For this assignment, you will select a incident of war, terrorism, or other political violence from the past fifteen years that has been linked by some to religion (possibilities include, but are not limited to, the 9/11 attacks; various stages of the wars in Iraq or Afghanistan; various stages of the Israel-Palestine or Israel-Lebanon conflicts; and the attacks carried out by the IRA against British rule in Northern Ireland). Then, pretend you have been hired by a foreign-affairs think tank to prepare a report on that incident. Using both our sources in class [Harris’ End of Faith, Hitchens’ God is Not Great, Pape’s Dying to Win, Eagleton’s Reason, Faith, and Revolution] to frame the larger question and extensive research on the particular issue, you will rigorously argue your answer to this question: what role does religion play in this conflict? Is it the main source of the violence, a supporting cause, or not a significant factor? If religion is not the main cause, what is?

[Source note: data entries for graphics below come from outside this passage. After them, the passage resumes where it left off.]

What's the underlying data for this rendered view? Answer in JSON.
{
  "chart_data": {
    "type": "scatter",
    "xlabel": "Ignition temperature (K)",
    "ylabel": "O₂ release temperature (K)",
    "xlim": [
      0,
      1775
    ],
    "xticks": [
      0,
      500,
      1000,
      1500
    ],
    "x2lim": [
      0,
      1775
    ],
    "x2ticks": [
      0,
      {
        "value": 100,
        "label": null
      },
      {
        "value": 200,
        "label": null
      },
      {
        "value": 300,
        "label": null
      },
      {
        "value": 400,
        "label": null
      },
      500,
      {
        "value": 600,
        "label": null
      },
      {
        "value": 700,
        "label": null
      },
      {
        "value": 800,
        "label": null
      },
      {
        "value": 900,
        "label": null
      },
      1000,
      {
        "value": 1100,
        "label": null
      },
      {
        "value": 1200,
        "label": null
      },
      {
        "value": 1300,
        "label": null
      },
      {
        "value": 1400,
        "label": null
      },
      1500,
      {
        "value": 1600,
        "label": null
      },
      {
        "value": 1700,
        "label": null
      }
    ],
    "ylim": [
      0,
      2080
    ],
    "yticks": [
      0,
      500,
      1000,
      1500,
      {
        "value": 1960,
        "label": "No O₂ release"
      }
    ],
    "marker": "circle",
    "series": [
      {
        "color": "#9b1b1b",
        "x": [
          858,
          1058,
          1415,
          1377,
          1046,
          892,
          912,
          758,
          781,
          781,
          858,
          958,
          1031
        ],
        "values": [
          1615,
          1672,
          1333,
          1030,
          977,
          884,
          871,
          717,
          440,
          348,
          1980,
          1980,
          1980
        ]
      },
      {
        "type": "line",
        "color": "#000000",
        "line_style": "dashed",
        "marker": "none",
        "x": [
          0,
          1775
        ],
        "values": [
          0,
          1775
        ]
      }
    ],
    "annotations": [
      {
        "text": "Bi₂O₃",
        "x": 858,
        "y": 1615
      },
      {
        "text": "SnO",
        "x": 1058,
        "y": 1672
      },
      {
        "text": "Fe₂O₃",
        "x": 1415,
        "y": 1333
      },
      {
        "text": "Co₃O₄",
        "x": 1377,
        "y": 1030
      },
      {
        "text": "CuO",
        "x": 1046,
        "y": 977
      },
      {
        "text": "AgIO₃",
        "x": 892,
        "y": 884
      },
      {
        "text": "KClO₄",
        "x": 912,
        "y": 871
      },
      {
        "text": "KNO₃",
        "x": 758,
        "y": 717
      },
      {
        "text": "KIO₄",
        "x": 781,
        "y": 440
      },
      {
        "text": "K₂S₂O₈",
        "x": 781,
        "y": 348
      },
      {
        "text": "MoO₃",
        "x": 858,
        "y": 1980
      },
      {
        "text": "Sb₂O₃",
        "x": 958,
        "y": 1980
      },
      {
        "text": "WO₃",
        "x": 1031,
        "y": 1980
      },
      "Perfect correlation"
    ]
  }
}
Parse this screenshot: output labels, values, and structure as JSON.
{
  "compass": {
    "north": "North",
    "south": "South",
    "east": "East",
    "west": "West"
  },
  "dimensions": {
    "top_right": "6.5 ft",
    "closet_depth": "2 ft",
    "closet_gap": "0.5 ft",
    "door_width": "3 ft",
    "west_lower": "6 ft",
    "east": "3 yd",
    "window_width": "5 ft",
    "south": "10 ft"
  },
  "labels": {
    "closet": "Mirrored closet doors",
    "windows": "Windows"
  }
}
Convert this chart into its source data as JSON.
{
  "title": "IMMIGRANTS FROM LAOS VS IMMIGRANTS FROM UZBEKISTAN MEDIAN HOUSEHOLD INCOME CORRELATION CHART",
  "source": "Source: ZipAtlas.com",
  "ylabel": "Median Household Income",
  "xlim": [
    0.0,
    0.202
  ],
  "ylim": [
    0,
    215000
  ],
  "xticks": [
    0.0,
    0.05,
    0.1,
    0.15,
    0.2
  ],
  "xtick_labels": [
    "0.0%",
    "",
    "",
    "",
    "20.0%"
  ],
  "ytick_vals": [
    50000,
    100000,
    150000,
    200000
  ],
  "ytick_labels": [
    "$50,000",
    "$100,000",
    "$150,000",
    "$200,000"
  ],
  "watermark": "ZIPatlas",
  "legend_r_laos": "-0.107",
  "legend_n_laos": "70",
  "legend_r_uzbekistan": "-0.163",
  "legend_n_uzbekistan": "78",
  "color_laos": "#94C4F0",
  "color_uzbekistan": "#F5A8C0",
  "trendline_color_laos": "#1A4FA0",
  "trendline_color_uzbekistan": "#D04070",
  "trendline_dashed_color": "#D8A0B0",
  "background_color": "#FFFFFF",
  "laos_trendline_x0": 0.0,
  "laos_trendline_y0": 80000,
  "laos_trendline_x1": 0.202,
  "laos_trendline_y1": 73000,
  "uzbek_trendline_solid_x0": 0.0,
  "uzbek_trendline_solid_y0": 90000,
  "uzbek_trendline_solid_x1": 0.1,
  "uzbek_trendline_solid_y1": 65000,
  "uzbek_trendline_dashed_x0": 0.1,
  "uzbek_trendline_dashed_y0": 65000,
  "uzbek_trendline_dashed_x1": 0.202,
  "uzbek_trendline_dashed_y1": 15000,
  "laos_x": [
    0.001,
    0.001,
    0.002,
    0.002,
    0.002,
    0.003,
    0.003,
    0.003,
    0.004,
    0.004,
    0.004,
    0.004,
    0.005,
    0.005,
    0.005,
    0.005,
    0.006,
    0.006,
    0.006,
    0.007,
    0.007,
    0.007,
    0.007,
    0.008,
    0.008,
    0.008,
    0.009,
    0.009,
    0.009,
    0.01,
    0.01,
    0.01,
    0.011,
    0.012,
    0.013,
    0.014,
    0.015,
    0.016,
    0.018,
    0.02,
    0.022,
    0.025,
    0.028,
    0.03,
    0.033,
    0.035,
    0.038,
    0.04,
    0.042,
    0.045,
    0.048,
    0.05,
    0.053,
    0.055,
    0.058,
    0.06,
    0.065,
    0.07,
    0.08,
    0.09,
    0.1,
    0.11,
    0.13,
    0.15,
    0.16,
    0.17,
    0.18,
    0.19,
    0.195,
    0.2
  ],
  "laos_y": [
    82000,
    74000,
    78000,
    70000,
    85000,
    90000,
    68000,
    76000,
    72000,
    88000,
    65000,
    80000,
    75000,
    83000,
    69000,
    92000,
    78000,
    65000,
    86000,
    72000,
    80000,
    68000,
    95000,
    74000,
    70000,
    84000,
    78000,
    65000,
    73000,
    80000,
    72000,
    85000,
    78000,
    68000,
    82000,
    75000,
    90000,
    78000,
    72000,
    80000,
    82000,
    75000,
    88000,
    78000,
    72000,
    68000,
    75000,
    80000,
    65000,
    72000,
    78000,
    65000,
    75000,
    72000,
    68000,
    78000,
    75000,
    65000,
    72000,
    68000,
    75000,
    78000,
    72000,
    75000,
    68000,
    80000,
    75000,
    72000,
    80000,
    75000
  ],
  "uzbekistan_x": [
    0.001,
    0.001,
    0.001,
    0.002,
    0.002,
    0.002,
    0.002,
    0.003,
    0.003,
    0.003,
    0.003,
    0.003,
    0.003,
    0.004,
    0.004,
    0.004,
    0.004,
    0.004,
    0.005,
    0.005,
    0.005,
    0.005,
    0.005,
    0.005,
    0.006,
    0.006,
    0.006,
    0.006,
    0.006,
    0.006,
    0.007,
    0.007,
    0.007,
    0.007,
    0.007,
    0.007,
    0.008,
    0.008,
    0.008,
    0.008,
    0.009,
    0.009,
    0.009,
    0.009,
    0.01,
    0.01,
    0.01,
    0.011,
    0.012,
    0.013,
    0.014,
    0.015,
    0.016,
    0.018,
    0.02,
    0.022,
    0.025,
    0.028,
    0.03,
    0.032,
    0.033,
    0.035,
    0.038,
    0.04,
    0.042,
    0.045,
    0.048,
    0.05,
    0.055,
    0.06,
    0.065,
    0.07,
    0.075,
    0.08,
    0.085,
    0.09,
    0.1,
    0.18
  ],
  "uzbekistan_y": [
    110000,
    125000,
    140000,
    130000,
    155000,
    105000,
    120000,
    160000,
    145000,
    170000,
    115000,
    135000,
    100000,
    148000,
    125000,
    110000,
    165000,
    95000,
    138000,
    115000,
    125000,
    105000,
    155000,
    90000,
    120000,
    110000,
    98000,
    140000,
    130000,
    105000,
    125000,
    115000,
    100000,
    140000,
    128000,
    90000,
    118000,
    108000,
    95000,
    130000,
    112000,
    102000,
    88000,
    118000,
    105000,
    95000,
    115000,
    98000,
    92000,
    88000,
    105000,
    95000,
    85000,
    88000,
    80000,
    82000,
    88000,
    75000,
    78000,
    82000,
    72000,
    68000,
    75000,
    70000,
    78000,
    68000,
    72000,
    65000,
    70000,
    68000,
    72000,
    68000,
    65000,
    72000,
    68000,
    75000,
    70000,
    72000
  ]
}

Audience: policy experts interested in religion and international politics
Format: 6-8 double-spaced pages, MLA style
Deadlines: Draft due in class for peer review on MONTH DAY
Final draft due in class on MONTH DAY (with peer review and first draft attached)
Advice: Our recent readings have examined the debate over whether religion has historically been a primary cause of political violence or whether it is incidental to the real causes (economic conditions, political nationalism, etc.). In the process, they raise some new angles on many of the questions we’ve been discussing all term. How do people rhetorically frame the relationship between their religion and their actions? Can we separate the former from the latter? Do our religious views inform our political affiliations, or is it the other way around? Can we use religious rhetoric without being primarily motivated by religion, or is such activity automatically religious in nature? Keep these questions in mind as you describe the relationship between religion and political violence.
(FOR INSTRUCTORS ONLY)
Type: Develop an analytical essay using original research that includes both primary and secondary texts
Rationale: This assignment asks students to reflect on their practice using sources to frame definitions of religion and to draw upon the strategies they have acquired for identifying religion’s relationship to broad notions of morality and scientific “truth” (in order to uncover the issues those categories elide). It also builds upon the basic strategies of original research and source evaluation emphasized in assignment 3.
Stage 1: Research Proposal
Length: 1 paragraph
This assignment will be ungraded. Submit to me (either via email or hard copy) a written proposal of what conflict you wish to investigate. So long as it fits the requirements specified above, I will almost certainly approve it.
Stage 2: Annotated Bibliography
Length: 8 sources
The annotated bibliography will report on at least eight sources possibly relevant to your paper topic. You are not committed to using all these sources in your paper—in fact, at this stage you do not need to have read them in detail, only enough to confirm that the source may be valuable. You must include full MLA citations for each source, of which one must be from a reputable general news source (like a high-quality newspaper or magazine), one from an academic journal (something from Education Full-Text, Academic Search Complete, ERIC, etc.), one a book that addresses your subject in some detail, and one a source we have read this year to provide some wider theoretical framing. Furthermore, after each source, you must write a 2-3 sentence overview briefly indicating what that source is arguing or reporting, its context (e.g., date and intended audience), and how it might relate to your paper.
Stage 3: First Draft (see pre-draft activity 4.2)
Length: 3-4 pages
Each of you will submit to me a draft of the first several pages of your paper, of which I will make copies for the class. We will workshop these over the last week and a half of the term. Your draft should not be a condensed version of your final paper—it should be a fleshed-out fragment of it. For example, you do not need to have a concluding paragraph, but you should have a few well-developed body paragraphs and a provisional thesis.
Stage 4: Final Draft
Length: 6-8 pages
Your final draft must use at least eight sources that fill the requirements for the annotated bibliography, though it need not use the same sources listed there. Make sure that your paper does not turn into a mere book-report summary of your sources—as with everything else we’ve written this semester, it needs to present your argument on the subject. Because this is a longer paper, you may require longer quotes and more citations, but you still must build an argument explaining which position you’re taking on the issue and why. As we have seen in our earlier papers, there is always room for you to synthesize and explain the connections between different sources; there are always opposing viewpoints that need to be reconciled or refuted; and there are always different types of sources that will help your form your argument in different ways. These apply no less for this paper—they simply must be developed in a longer, more sustained, more complicated way.